The New York Times recently published a report on the growing epidemic of cell phone use by prisoners. Whether hidden in packages brought by visitors, purchased from corrupt prison staff members, or thrown over barbed wire walls, hundreds of thousands of criminals use cell phones within our nation’s prison system. The severity of the problem was highlighted when Charles Manson was found to have a cell phone hidden under his mattress in his prison cell at Corcoran Prison.
A cell phone in the hands of a prisoner presents significant danger. Prison officials believe that cell phones are being used by prisoners to conduct illegal business with the outside world including harassing witnesses, planning escapes, and calling for individuals to be murdered. As opposed to making a collect call from a prison phone, cell phone conversations cannot be monitored. As smartphones like the iPhone 4 and Android-powered phones make their way into the prison population, their powerful set of features increase the damage that a person could do from a prison cell. Some prisoners have even set up Facebook profiles using smuggled smartphones, and many of them play FarmVille.
Recognizing the danger, prisons forbid the possession of cell phones by inmates. Furthermore, technology used to jam cell phone signals is being considered by many wardens to incapacitate any cell phone in the hand of an incarcerated person. So far, the FCC has not approved such jamming devices citing their illegality (in light of the Communications Act of 1934) and the chance that cell phones and emergency calls outside of the prison could be disrupted.

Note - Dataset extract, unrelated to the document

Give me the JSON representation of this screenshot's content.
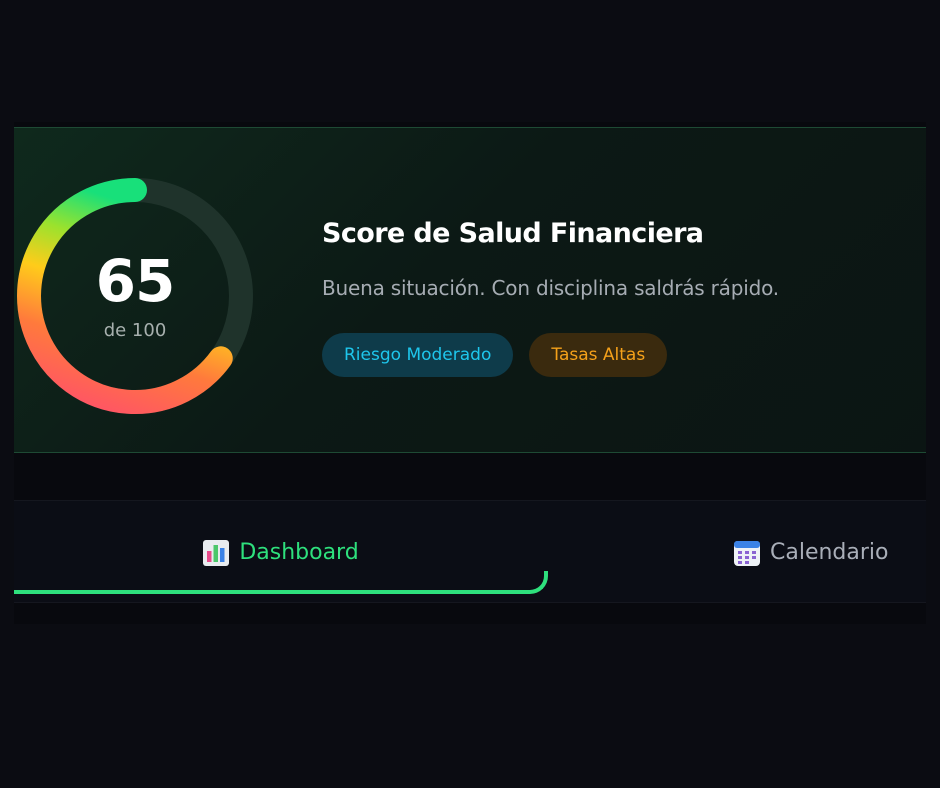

Some argue that instead of fighting the use of cell phones by prisoners, prison officials should embrace them. They note that cell phones can be effective tools for monitoring prisoners inside a prison facility and possibly assist in rehabilitating them. On a more pragmatic note, allowing prisoners to use cell phones presents a revenue opportunity for creators of apps and digital content like electronic books and magazines.
Cell phones could be used to monitor the location of prisoners within a prison facility. Products like the ITT Cell Hound track all cell phones within a prison and display their location on a computer screen. Currently used to find illegal cell phones, such products could instead provide a cost effective way to track the more than two million people (almost half of them are black men) in the US prison system.
The ability to maintain family ties has been shown to help prisoners cope while incarcerated and also better integrate back into society once released. Furthermore, the large number of black men contained in the country’s prison system means that many of their children have limited contact with them. Collect calls made from prison phones, while offering prison officials the ability to monitor conversations, are extremely expensive. Therefore, prisoners often have to live with very short telephone conversations with those who care about them the most. Allowing prisoners to have cell phones would provide a cheaper way for the personal ties that every human being needs to be maintained.
Mobile applications are expected to be a 35 billion dollar industry by 2014 which demonstrates the appeal of the market. Consumers enjoy using smartphones to play games like Angry Birds, read electronic books, keep up with the news, and perform many other tasks. Officially opening this market to the millions of people in prison could cause the mobile application to grow even faster than projected. This, in turn, could provide additional stimulus to the American economy which is still working to fully recover from a recession.
Creating a policy that allows prisoners to use cell phones would not be paid for with taxpayer dollars since the prisoners (or their families) would be responsible for paying for the phones and service plans. In fact, this could lead to fewer tax dollars spent to fund the massive US prison system. Of course, any program that allows prisoners to use cell phones would have to be tightly controlled. Not every prisoner should be allowed to have a cell phone, but it could be a useful tool for the ones who can handle the privilege.